Sunday, March 14, 2010

Pork and Poblano Tamale Pie

http://www.epicurious.com/recipes/food/views/Pork-and-Poblano-Tamale-Pie-357537

This was so good. I was really taken with this recipe in every way, and that's pretty rare so I gave it an unheard of 5. I was in a rush and didn't want to let it simmer for as long as the recipe said, so I turned it into a partial crockpot recipe. I put the raw pork in a 3 quart crockpot with the garlic, green salsa, and chicken broth. I put in on low while I was gone (6 hrs). It was super tender when I got back, and then I finished the recipe. After sauteing the onions and adding spices, I threw everything together and only simmered for 10-15 minutes while I mixed the cornbread batter and then put it in the oven. This would have been fine in a casserole dish, but I just left it in the skillet I used since it happens to have a metal handle and is ok for oven use.
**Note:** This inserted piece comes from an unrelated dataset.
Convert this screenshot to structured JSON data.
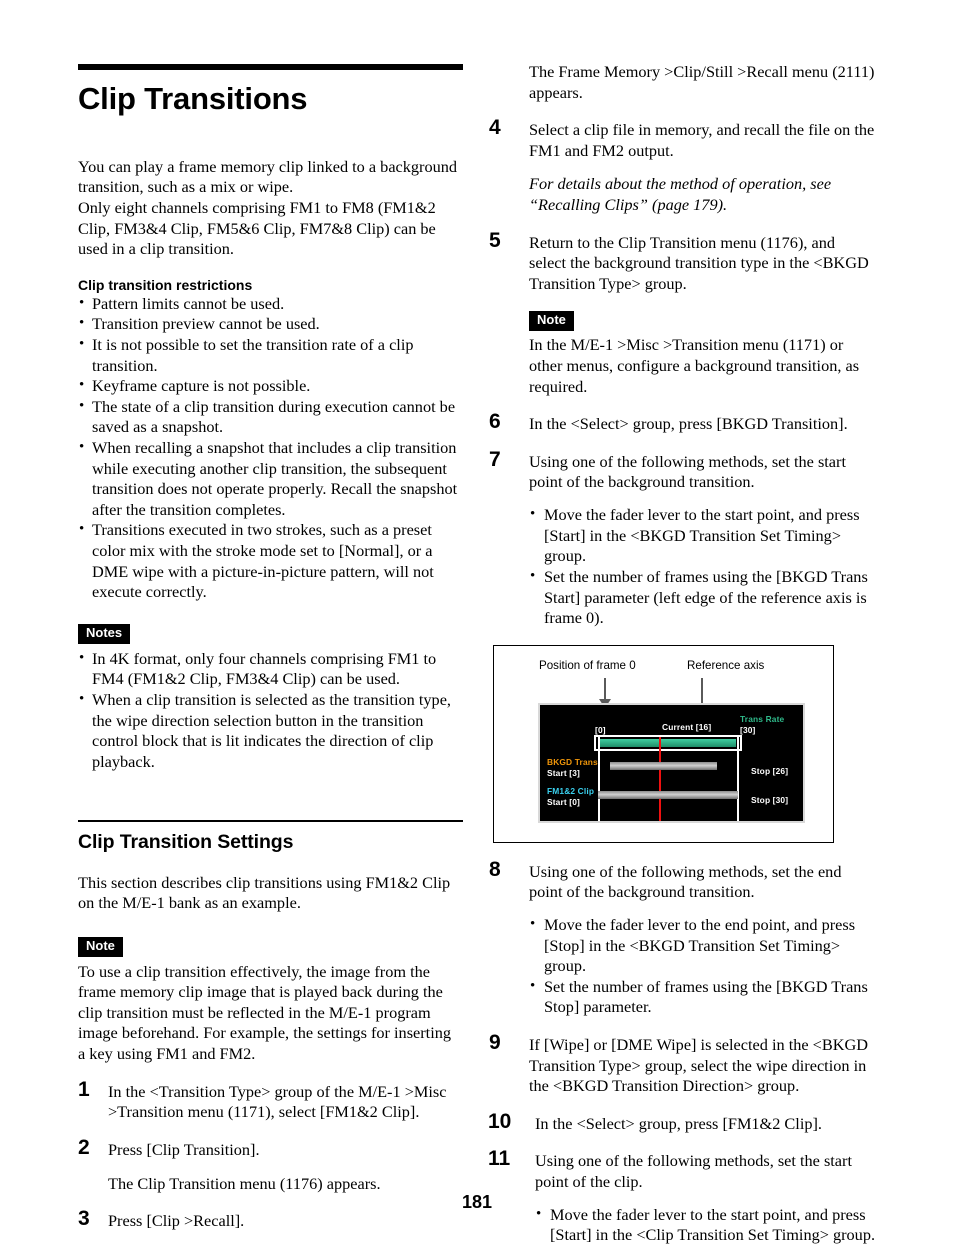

For the pork, I used a strip of "country style pork rib" that I chopped up. It wasn't boneless, but I removed the bones after I turned off the crockpot.

I consider poblanos to be a very mild pepper. So don't worry about the heat. If you are a wimp (like my mom), use fewer poblanos and more bell pepper.

Notes from 3/27/10:
-Don't skip the corn puree step, even it your equipment doesn't seem to work well. It makes a big difference in the texture of the final product.
-And don't skimp on meat.
-And don't use all wheat flour in the cornbread topping. If adding wheat, do 50/50 mixture with white.
-And don't leave the poblanos in the oven too long. They get tough and are impossible to peel. Bake them at 500 for 15 minutes or so, and call it good, even if not charred. Alternatively, char them on the stove to over open flame.
-It is possible to leave the skins on the peppers, but then you have skins floating around in the dish. It is less appetizing. I prefer the skins removed even though roasting takes extra time.